Across our ecosystem, there has been an increasing ask for companies to advocate responsible actions, whether from our customers or partners. Almost all (95%) of our top customers include social impact as a dimension when evaluating proposals and bid requests.
Reality today must be about creating social impact – because when we invest in this, we invest in the future, communities prosper, economies thrive, and the next generation leads with purpose.
Moving forward, areas like sustainability and diversity and inclusion (D&I) will only grow in importance to our customers and consumers.
Using technology as an enabler
I have always believed in the power of technology and data as an enabler. Combined, they will make the difference for humanity to make its biggest ever leap forward. According to a separate Accenture study, companies who embrace both technology and sustainability are 2.5 times more likely to be tomorrow’s leaders.
The company was founded with the idea of using technology to drive human progress. I am fortunate to be part of this journey of change.
In line with our environmental social governance (ESG) strategy and Progress Made Real social impact plan and 2030 goals, we are taking actions to accelerate the circular economy, cultivate diversity, equity and inclusion and transform lives to deliver impact for one billion people while upholding ethics and privacy.
We have been driving more such initiatives to foster digital innovation, scaling social innovation and giving in the Asia Pacific and Japan (APJ) region:
- Through the program in FY21, we have impacted 8,574,106 numbers of beneficiaries, out of which 47% are women.
- 579 non-profit partners benefitted from our engagements in kind or cash
- In APJ, in FY22Q1 over 14,000 team members volunteered a whopping 86,584 hours for various causes.
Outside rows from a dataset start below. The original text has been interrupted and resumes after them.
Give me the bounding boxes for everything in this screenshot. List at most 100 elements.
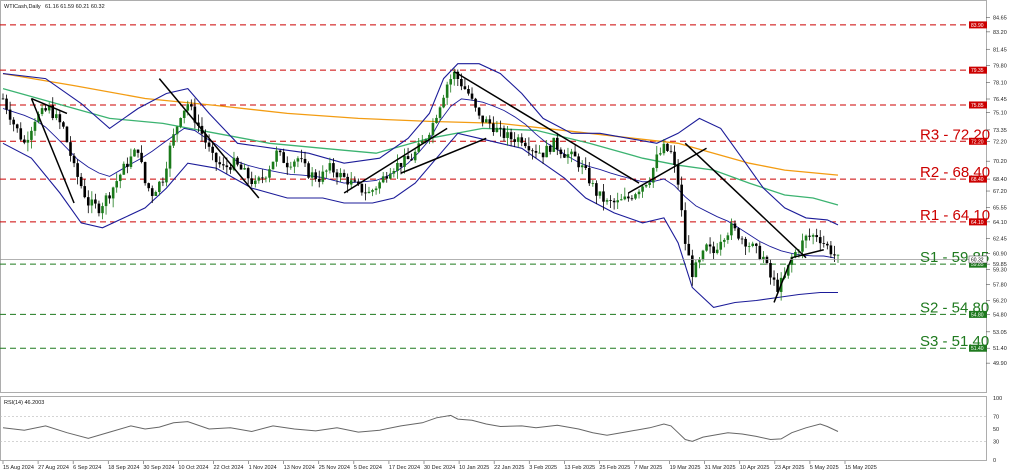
candle-body (62, 122, 65, 127)
candle-body (531, 150, 534, 152)
candle-body (669, 150, 673, 152)
candle-body (619, 199, 623, 201)
candle-body (236, 157, 239, 165)
candle-body (499, 127, 502, 129)
candle-body (275, 150, 278, 162)
y-tick-label: 65.55 (993, 205, 1007, 211)
y-tick-label: 68.40 (993, 177, 1007, 183)
candle-body (314, 172, 317, 179)
candle-body (229, 167, 232, 170)
y-tick-label: 64.10 (993, 220, 1007, 226)
candle-body (442, 97, 445, 108)
candle-body (243, 168, 246, 170)
candle-body (602, 191, 605, 202)
candle-body (101, 206, 104, 214)
candle-body (225, 165, 229, 168)
x-tick-label: 10 Jan 2025 (459, 465, 489, 471)
x-tick-label: 18 Sep 2024 (108, 465, 139, 471)
candle-body (293, 161, 296, 167)
candle-body (328, 163, 332, 171)
y-tick-label: 60.90 (993, 252, 1007, 258)
candle-body (630, 198, 634, 200)
candle-body (143, 162, 147, 184)
candle-body (90, 199, 94, 206)
y-tick-label: 49.90 (993, 361, 1007, 367)
rsi-y-tick-label: 0 (993, 458, 996, 464)
candle-body (129, 156, 133, 167)
level-price-tag-text: 79.35 (971, 68, 984, 74)
x-tick-label: 25 Feb 2025 (599, 465, 630, 471)
candle-body (214, 152, 218, 163)
x-tick-label: 15 Aug 2024 (3, 465, 34, 471)
candle-body (470, 93, 474, 99)
candle-body (250, 178, 254, 185)
candle-body (495, 127, 499, 132)
candle-body (115, 181, 119, 188)
candle-body (360, 183, 364, 193)
candle-body (541, 152, 545, 158)
candle-body (612, 200, 616, 203)
x-tick-label: 10 Apr 2025 (740, 465, 770, 471)
candle-body (30, 130, 33, 140)
candle-body (744, 238, 747, 247)
x-tick-label: 3 Feb 2025 (529, 465, 557, 471)
candle-body (282, 152, 286, 163)
candle-body (811, 235, 815, 237)
candle-body (150, 188, 154, 196)
candle-body (118, 174, 122, 182)
candle-body (488, 119, 492, 124)
candle-body (175, 126, 179, 135)
candle-body (673, 151, 676, 165)
candle-body (534, 151, 538, 153)
candle-body (715, 249, 719, 254)
candle-body (399, 162, 403, 167)
candle-body (637, 191, 641, 195)
candle-body (367, 191, 371, 194)
y-tick-label: 73.35 (993, 128, 1007, 134)
y-tick-label: 81.45 (993, 47, 1007, 53)
candle-body (317, 178, 321, 182)
candle-body (371, 190, 374, 192)
x-tick-label: 13 Nov 2024 (284, 465, 315, 471)
candle-body (815, 235, 818, 238)
candle-body (573, 151, 577, 157)
candle-body (76, 163, 79, 177)
candle-body (396, 162, 399, 172)
rsi-y-tick-label: 70 (993, 415, 999, 421)
y-tick-label: 56.20 (993, 298, 1007, 304)
level-price-tag-text: 51.40 (971, 346, 984, 352)
level-price-tag-text: 72.20 (971, 139, 984, 145)
candle-body (285, 162, 289, 168)
candle-body (694, 262, 698, 278)
candle-body (563, 154, 566, 158)
candle-body (140, 152, 143, 163)
x-tick-label: 5 May 2025 (810, 465, 839, 471)
candle-body (474, 98, 477, 108)
candle-body (307, 163, 310, 178)
candle-body (516, 137, 520, 142)
candle-body (353, 180, 357, 182)
candle-body (435, 117, 438, 124)
candle-body (502, 128, 506, 138)
candle-body (72, 155, 76, 164)
candle-body (19, 128, 23, 140)
price-panel (0, 0, 987, 393)
candle-body (392, 171, 396, 174)
rsi-y-tick-label: 100 (993, 396, 1002, 402)
candle-body (722, 239, 726, 242)
candle-body (609, 200, 612, 201)
candle-body (463, 86, 467, 89)
x-tick-label: 22 Oct 2024 (214, 465, 244, 471)
candle-body (481, 115, 484, 123)
x-tick-label: 15 May 2025 (845, 465, 877, 471)
candle-body (801, 240, 804, 252)
candle-body (339, 172, 342, 178)
x-tick-label: 17 Dec 2024 (389, 465, 420, 471)
candle-body (239, 164, 243, 170)
candle-body (12, 119, 15, 125)
candle-body (818, 237, 822, 244)
candle-body (1, 98, 5, 100)
candle-body (403, 156, 406, 167)
candle-body (513, 139, 516, 142)
candle-body (804, 235, 808, 241)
Over 44% of our APJ team members participated in Employee Resource Groups (ERG).
- In April 2021, the Dell Malaysia team successfully implemented largest on-site solar panel installation within Dell Technologies at our Penang facility in Malaysia. This solar photovoltaic system will power more than 25% of the production lines at our facility, which could lower its annual greenhouse gas emissions by about 650 tonnes.
In addition, we have been working with Citizens of the Great Barrier Reef to save the world’s largest reef system. With only 5% of the Great Barrier Reef regularly monitored, we are helping scientists to speed up real-time data collection as part of the Great Reef Census project in partnership with the University of Queensland, the Great Barrier Reef Marine Park Authority and the Australian Institute of Marine Science with support from James Cook University. The first stage of the project has now been completed with resounding success – over 13,000 images have been captured for analysis. We are also helping to analyse the images as part of the conservation effort.
The changes that we’re seeing in the world today will impact our business, from our suppliers and our operations, to our customers.
Corporate social responsibility today is non-negotiable, and we must go above and beyond to deliver. I believe we can drive change via people and technology for a positive, lasting impact.
There’s no competition when it comes to solving the world’s problems. Corporations, entrepreneurs, communities, and individuals – from all generations – must come together for the greater good. We all play a part, and we can emerge stronger and build back better to create meaningful impact for future generations. We must focus on creating social impact – because when we invest in this, we invest in the future, communities prosper, economies thrive, and the next generation leads with purpose.